Published in Squalorly

The t-shirted man splayed on the couch physically objected to the timing of the commercial break. His marriage allowed him such fault findings; he would take them often. His wife was nearby in what passed for a study, listening to a country album, perusing a website that ontologically mimed an open bar at a wedding.

Their home was expansive but not well lit, a cave with a single fire.

Small comfort: the commercial was aggressive but short. In it a dimpled woman in a pink dress (the dress, a tank top yanked vertically, the woman, more damnation than grace, a genetic stranger to monkeys) protested the lackadaisical manner of her absent but likely overweight spouse. If only, she cried to God, palms upturned in supplication, if only my husband would remember to buy the damn milk at the grocery store!
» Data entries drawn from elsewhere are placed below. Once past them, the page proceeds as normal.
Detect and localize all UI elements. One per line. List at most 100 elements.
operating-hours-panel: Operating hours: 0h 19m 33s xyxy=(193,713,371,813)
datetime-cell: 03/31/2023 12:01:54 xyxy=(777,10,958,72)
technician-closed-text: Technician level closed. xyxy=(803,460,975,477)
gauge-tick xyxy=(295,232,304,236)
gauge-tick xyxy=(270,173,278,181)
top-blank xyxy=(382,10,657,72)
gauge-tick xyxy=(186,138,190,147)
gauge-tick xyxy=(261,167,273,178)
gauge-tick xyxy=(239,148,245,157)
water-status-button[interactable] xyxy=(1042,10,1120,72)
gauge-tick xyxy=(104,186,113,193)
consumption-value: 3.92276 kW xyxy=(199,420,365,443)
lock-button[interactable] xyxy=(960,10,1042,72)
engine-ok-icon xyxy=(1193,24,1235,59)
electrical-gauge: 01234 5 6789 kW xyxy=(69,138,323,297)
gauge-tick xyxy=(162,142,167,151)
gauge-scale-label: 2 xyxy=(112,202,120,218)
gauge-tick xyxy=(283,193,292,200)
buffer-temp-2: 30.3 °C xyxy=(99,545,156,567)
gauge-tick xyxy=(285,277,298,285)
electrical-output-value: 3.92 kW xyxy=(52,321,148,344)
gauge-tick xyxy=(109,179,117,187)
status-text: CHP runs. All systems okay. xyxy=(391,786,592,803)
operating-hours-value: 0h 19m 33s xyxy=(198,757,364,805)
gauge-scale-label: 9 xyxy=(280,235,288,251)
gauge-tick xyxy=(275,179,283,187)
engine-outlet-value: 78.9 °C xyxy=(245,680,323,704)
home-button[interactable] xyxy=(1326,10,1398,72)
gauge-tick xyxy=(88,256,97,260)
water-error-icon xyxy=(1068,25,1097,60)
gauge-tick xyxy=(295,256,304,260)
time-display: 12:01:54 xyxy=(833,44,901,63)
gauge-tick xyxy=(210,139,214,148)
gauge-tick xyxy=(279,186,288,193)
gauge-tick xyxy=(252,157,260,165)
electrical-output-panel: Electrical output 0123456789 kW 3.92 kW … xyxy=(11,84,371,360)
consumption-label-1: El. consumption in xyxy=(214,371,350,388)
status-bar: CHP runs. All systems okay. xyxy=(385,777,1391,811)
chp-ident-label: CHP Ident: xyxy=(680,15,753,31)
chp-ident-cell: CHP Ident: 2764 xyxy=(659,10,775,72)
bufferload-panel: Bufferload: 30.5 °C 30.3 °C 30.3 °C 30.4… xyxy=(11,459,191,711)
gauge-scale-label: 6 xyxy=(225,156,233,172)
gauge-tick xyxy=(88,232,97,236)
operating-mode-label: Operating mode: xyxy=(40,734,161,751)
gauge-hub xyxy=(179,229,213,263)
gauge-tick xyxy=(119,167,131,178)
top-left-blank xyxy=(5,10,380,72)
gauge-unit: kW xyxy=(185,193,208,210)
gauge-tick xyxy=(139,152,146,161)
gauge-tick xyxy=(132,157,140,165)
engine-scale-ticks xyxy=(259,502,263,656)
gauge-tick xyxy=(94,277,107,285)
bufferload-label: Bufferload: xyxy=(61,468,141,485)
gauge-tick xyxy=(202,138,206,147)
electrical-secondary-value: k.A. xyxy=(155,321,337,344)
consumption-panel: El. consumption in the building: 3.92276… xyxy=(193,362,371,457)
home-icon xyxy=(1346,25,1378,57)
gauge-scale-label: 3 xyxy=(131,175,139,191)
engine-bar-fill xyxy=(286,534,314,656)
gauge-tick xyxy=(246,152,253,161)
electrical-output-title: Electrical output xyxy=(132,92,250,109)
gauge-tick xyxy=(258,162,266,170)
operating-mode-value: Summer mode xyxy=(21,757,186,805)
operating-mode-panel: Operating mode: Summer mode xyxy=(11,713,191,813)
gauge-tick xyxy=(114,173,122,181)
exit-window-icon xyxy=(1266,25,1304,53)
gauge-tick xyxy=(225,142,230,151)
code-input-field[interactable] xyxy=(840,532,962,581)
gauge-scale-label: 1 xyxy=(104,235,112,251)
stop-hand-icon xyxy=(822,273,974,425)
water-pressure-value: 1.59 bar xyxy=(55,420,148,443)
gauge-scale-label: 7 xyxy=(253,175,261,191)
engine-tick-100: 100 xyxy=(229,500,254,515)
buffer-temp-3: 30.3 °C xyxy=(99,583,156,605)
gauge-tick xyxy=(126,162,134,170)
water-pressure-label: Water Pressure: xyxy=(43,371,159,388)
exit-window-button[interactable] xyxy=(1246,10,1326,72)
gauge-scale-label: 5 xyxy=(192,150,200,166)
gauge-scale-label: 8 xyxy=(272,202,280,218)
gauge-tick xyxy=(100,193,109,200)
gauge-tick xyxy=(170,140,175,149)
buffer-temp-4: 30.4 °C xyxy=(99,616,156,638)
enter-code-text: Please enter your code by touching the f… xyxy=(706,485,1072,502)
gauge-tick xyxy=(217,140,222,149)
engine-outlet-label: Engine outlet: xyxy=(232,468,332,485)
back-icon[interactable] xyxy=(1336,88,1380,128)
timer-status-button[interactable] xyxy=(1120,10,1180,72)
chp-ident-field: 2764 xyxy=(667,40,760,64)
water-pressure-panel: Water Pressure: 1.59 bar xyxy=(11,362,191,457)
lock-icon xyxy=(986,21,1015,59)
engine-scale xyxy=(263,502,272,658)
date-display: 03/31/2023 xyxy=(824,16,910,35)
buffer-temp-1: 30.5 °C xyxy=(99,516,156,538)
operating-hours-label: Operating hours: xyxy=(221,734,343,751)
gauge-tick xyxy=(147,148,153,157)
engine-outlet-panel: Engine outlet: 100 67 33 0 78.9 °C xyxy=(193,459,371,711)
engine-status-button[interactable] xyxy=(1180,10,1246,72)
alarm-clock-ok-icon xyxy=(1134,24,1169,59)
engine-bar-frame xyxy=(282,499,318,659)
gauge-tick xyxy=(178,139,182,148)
She couldn't actually say damn; the word's tacky understudy implied its use.

"But wait!" said a Voice, and a golden exclamation mark spun like a flicked toothpick overtop her face, her face always on the television, the Voice always seeding from it, and the Voice explicated, "Well now he can! Introducing—"

The t-shirted man muted the narrative speed bump but nevertheless saw that the advert was promoting a temporary tattoo that stuck on the veiny inside of a man's wrist: in a jovial, untrustworthy font, the washable ink listed what to remember to purchase on food outings.

"Will you look at that," the t-shirted man said to nobody in particular.

Their home was one in a leafy neighborhood that curved in on itself with the logic of a vine. Wind chimes went unnoticed. Flash rounds clapped off television sets and hung limply on shut drapes. There was nothing unnatural about any of it.